S1 Nuclease

 

S1 Nuclease is a non-specific endonuclease, active primarily on single-stranded DNA and RNA.

 

 

Source: Aspergillus oryzae

 

Description: 

·         Catalyzes degradation of single-stranded nucleic acids into oligonucleotides and 5’-mononucleotides (1).

·         Cleaves both single-stranded DNA and RNA, with stronger DNAse acitivity.

·         Double-stranded DNA, double-stranded RNA and DNA-RNA hybrids are resistant to degradation at moderate enzyme concentration.
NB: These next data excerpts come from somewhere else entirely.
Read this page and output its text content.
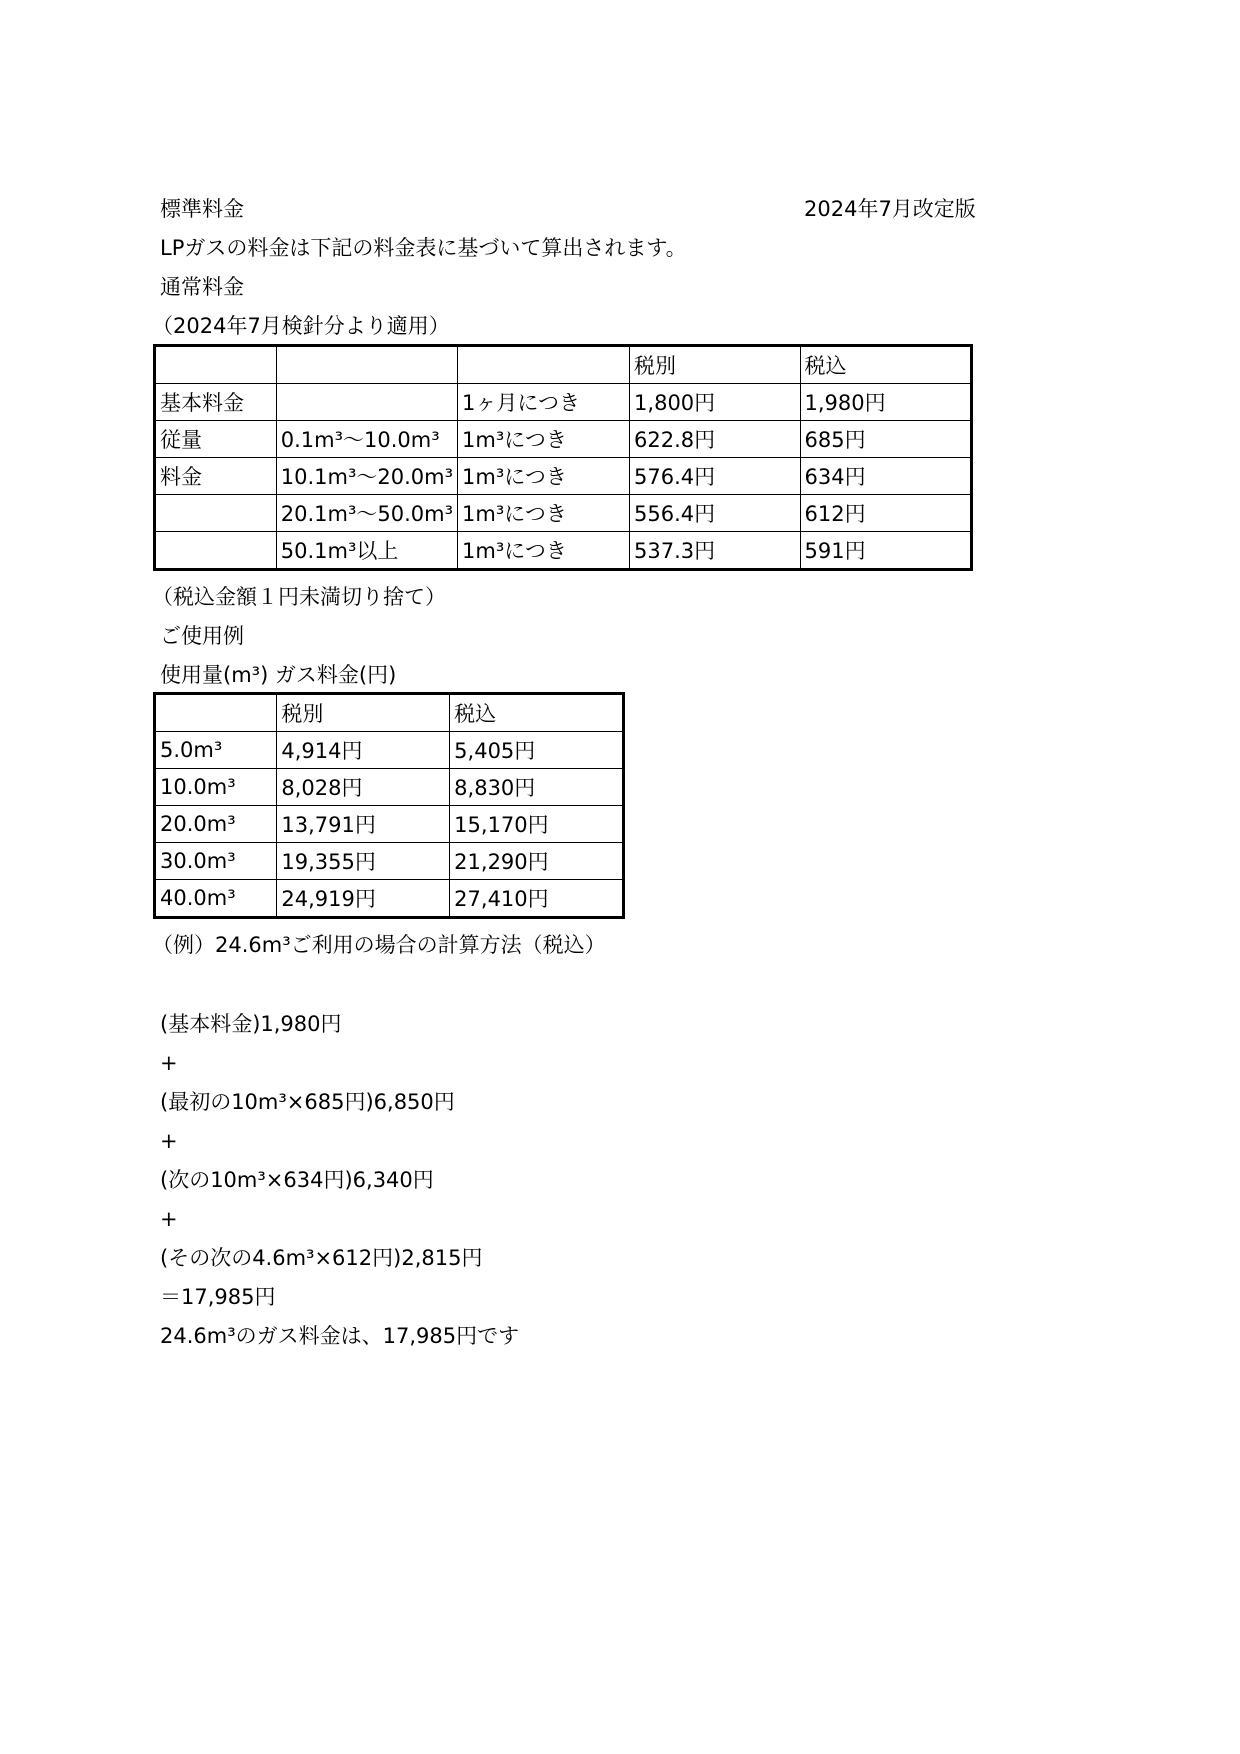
標準料金	2024年7月改定版
LPガスの料金は下記の料金表に基づいて算出されます。
通常料金
（2024年7月検針分より適用）
			税別	税込
基本料金		1ヶ月につき	1,800円	1,980円
従量	0.1m³〜10.0m³	1m³につき	622.8円	685円
料金	10.1m³〜20.0m³	1m³につき	576.4円	634円
	20.1m³〜50.0m³	1m³につき	556.4円	612円
	50.1m³以上	1m³につき	537.3円	591円
（税込金額１円未満切り捨て）
ご使用例
使用量(m³) ガス料金(円)
	税別	税込
5.0m³	4,914円	5,405円
10.0m³	8,028円	8,830円
20.0m³	13,791円	15,170円
30.0m³	19,355円	21,290円
40.0m³	24,919円	27,410円
（例）24.6m³ご利用の場合の計算方法（税込）
(基本料金)1,980円
+
(最初の10m³×685円)6,850円
+
(次の10m³×634円)6,340円
+
(その次の4.6m³×612円)2,815円
＝17,985円
24.6m³のガス料金は、17,985円です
·         Capable of cleavage of double-stranded nucleic acids at nicks, mismatches and small gaps (2).

·         Relaxes/linearizes supercoiled plasmids.

·         Removes protruding single-stranded ends.
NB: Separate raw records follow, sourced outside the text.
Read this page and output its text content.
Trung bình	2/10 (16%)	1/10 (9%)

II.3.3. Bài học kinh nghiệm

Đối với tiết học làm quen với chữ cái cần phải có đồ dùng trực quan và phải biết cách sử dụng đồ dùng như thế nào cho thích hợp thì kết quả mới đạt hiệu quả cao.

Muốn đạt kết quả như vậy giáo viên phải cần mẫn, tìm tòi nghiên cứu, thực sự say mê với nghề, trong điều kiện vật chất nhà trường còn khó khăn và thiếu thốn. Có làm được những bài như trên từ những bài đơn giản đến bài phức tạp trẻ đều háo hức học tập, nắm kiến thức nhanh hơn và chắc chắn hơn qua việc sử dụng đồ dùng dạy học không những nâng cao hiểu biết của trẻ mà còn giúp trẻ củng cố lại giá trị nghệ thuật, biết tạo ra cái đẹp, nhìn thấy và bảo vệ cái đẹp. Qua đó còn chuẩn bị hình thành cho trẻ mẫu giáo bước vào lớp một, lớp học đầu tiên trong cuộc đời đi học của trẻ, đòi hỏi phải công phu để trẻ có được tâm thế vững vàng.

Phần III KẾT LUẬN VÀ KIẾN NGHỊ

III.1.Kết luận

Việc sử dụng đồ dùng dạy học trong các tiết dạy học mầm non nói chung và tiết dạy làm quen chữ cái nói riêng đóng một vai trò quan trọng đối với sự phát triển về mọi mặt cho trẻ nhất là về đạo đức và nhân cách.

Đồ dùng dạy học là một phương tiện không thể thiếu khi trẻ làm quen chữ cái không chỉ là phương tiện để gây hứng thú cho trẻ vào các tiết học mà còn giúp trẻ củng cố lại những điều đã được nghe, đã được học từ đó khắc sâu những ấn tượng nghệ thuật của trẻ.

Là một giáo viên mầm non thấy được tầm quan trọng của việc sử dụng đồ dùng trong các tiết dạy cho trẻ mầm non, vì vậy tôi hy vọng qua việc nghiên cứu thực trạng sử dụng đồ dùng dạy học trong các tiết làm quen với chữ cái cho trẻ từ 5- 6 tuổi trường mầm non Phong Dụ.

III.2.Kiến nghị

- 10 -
·         Used for S1 mapping of nucleic acids.

·         Requires Zn²⁺ ions for activity.

·         The enzyme is active up to 65°C.

 

Storage Buffer: 20 mM Tris-HCl (pH 7.5 at 22°C), 50 mM NaCl, 0.1 mM ZnCl₂ and 50% (v/v) glycerol.

Assay Conditions: 30 mM sodium acetate (pH 4.6), 1 mM zinc acetate, 50 mM NaCl, 0.5 mg/ml of activated DNA, 5% glycerol. Incubation is at 37°C for 10 min in a reaction volume of 0.5 ml.
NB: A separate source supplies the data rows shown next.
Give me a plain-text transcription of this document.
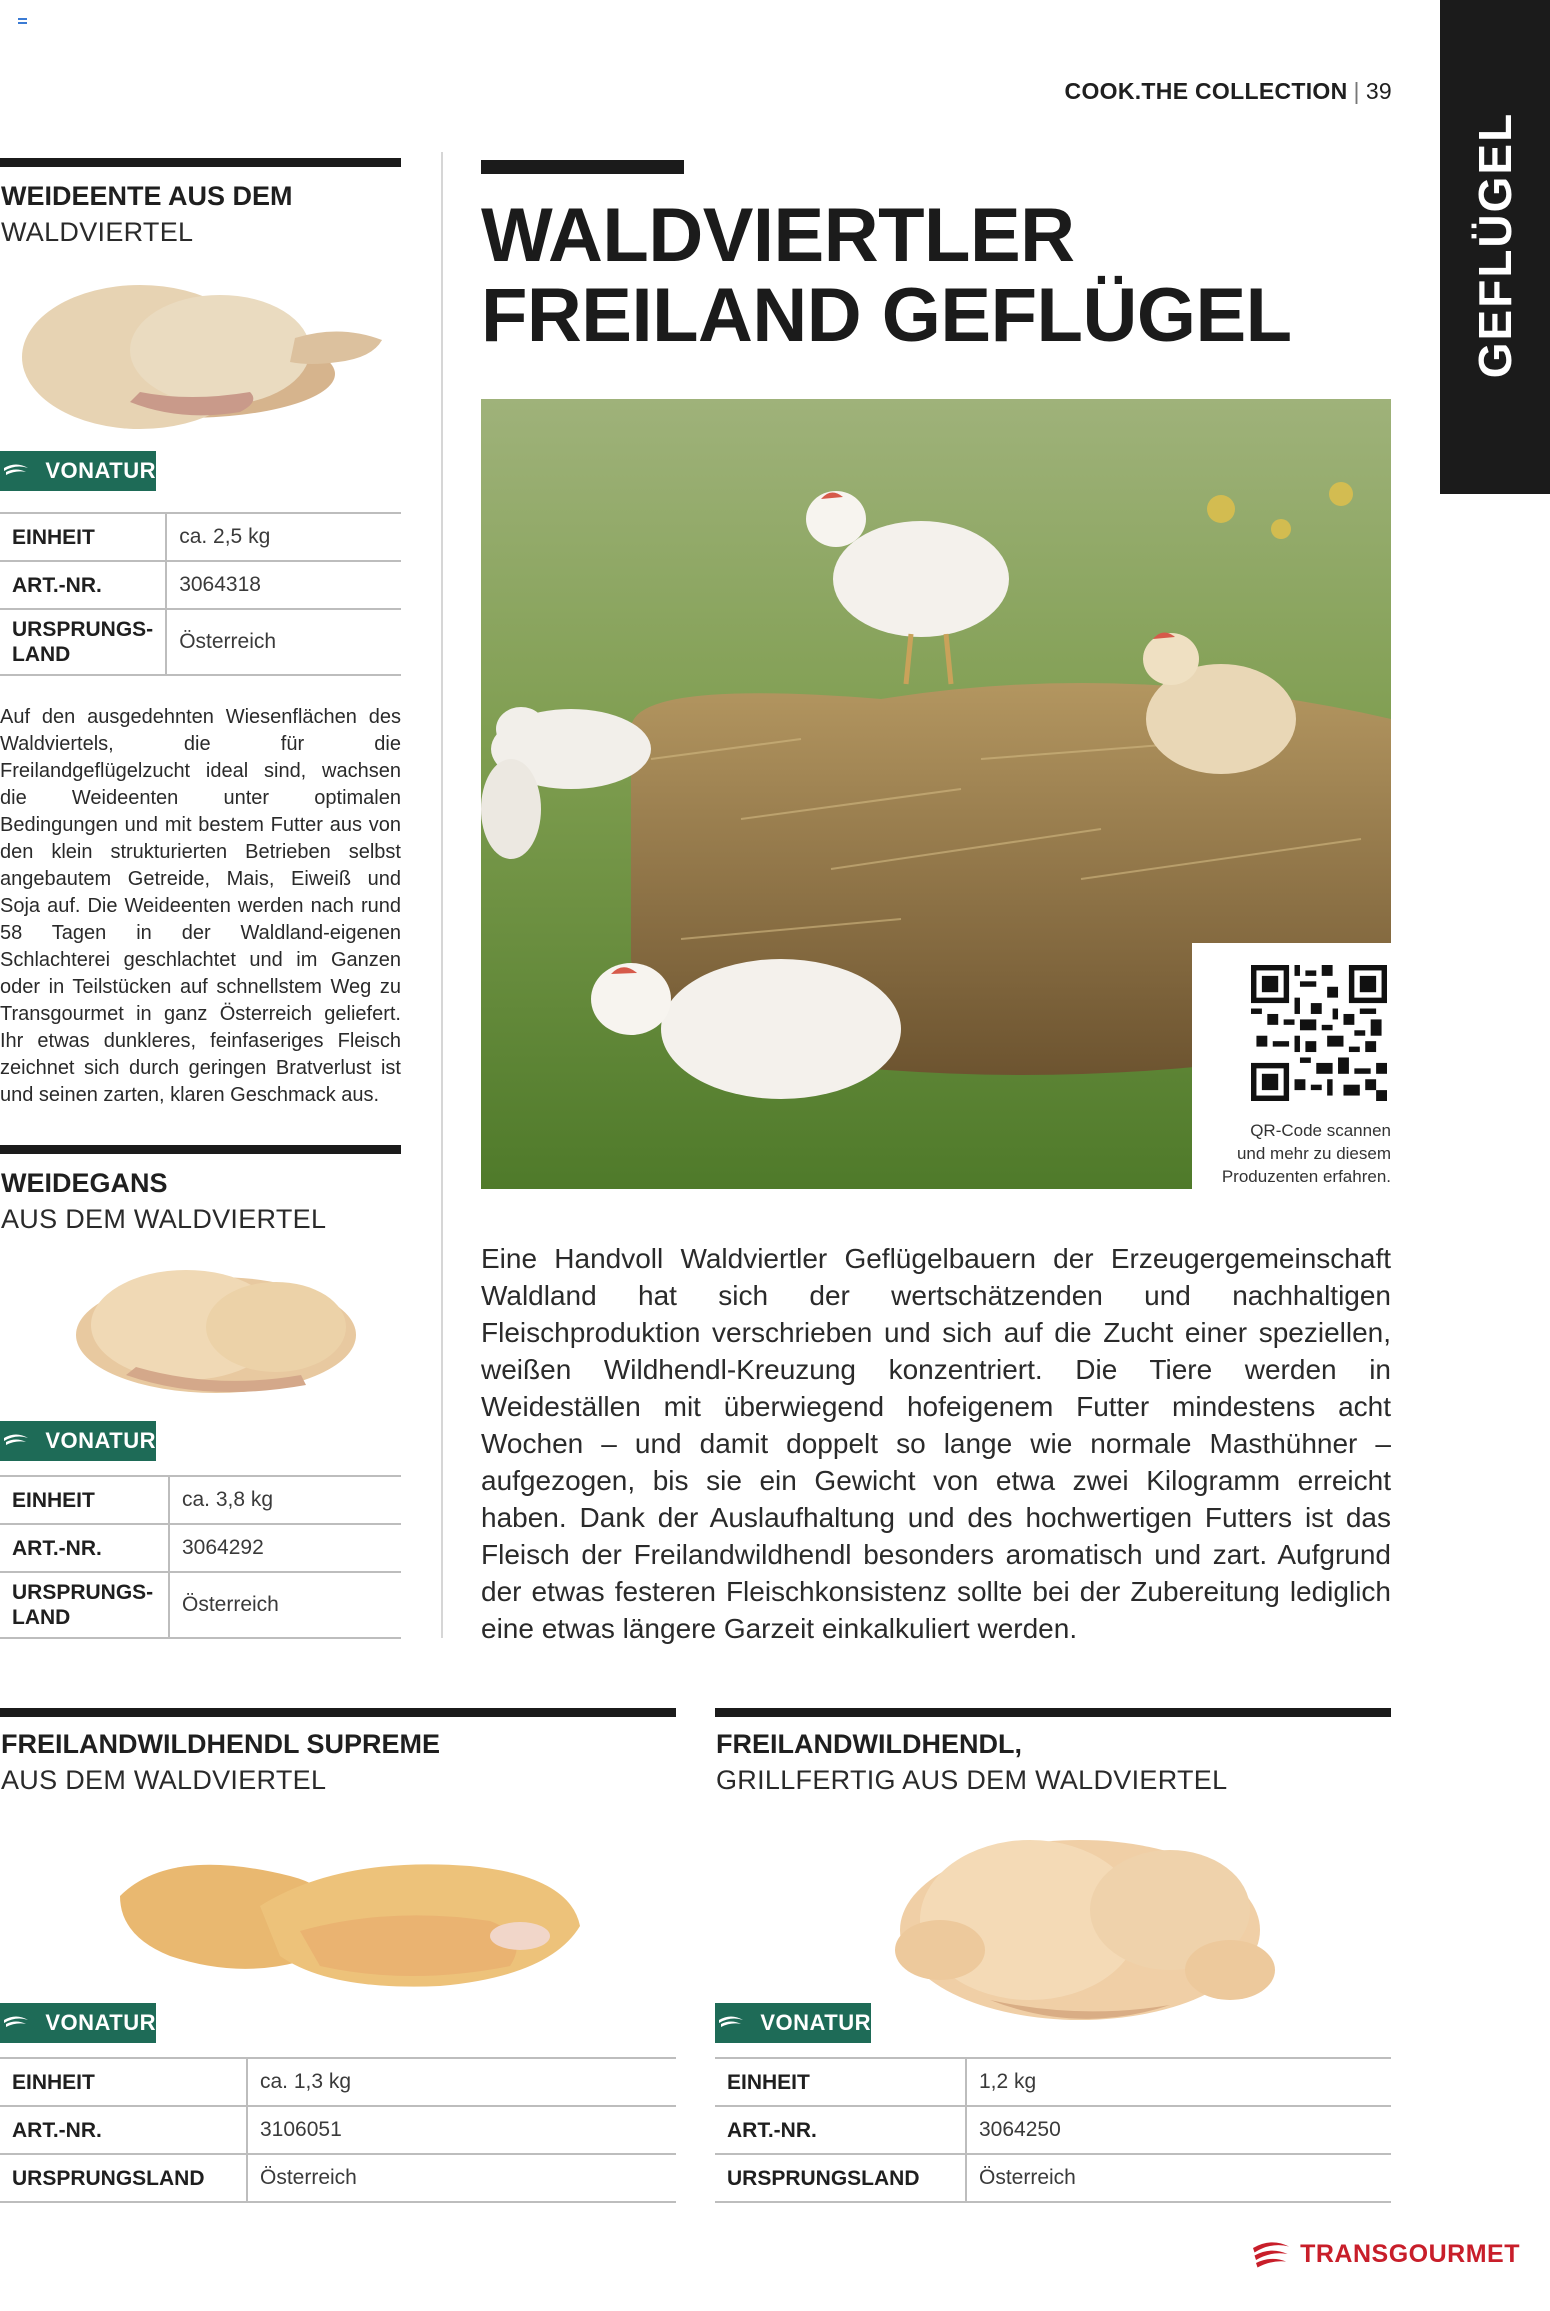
COOK.THE COLLECTION | 39
GEFLÜGEL
WEIDEENTE AUS DEM
WALDVIERTEL
VONATUR
EINHEIT	ca. 2,5 kg
ART.-NR.	3064318
URSPRUNGS-
LAND	Österreich
Auf den ausgedehnten Wiesenflächen des Waldviertels, die für die Freilandgeflügelzucht ideal sind, wachsen die Weideenten unter optimalen Bedingungen und mit bestem Futter aus von den klein strukturierten Betrieben selbst angebautem Getreide, Mais, Eiweiß und Soja auf. Die Weideenten werden nach rund 58 Tagen in der Waldland-eigenen Schlachterei geschlachtet und im Ganzen oder in Teilstücken auf schnellstem Weg zu Transgourmet in ganz Österreich geliefert. Ihr etwas dunkleres, feinfaseriges Fleisch zeichnet sich durch geringen Bratverlust ist und seinen zarten, klaren Geschmack aus.
WEIDEGANS
AUS DEM WALDVIERTEL
VONATUR
EINHEIT	ca. 3,8 kg
ART.-NR.	3064292
URSPRUNGS-
LAND	Österreich
WALDVIERTLER
FREILAND GEFLÜGEL
QR-Code scannen
und mehr zu diesem
Produzenten erfahren.
Eine Handvoll Waldviertler Geflügelbauern der Erzeugergemeinschaft Waldland hat sich der wertschätzenden und nachhaltigen Fleischproduktion verschrieben und sich auf die Zucht einer speziellen, weißen Wildhendl-Kreuzung konzentriert. Die Tiere werden in Weideställen mit überwiegend hofeigenem Futter mindestens acht Wochen – und damit doppelt so lange wie normale Masthühner – aufgezogen, bis sie ein Gewicht von etwa zwei Kilogramm erreicht haben. Dank der Auslaufhaltung und des hochwertigen Futters ist das Fleisch der Freilandwildhendl besonders aromatisch und zart. Aufgrund der etwas festeren Fleischkonsistenz sollte bei der Zubereitung lediglich eine etwas längere Garzeit einkalkuliert werden.
FREILANDWILDHENDL SUPREME
AUS DEM WALDVIERTEL
VONATUR
EINHEIT	ca. 1,3 kg
ART.-NR.	3106051
URSPRUNGSLAND	Österreich
FREILANDWILDHENDL,
GRILLFERTIG AUS DEM WALDVIERTEL
VONATUR
EINHEIT	1,2 kg
ART.-NR.	3064250
URSPRUNGSLAND	Österreich
TRANSGOURMET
Quality Control: All preparations are assayed for contaminating exonuclease and double-stranded DNase activities.

References:

1.       Berg, A.J. et al. (1977) Cell 12, 721.

2.       Sambrook, J. et al. (1989) Molecular cloning: A laboratory Manual, second edition, pp. 5.78-5.79, Cold Spring Harbor, New York.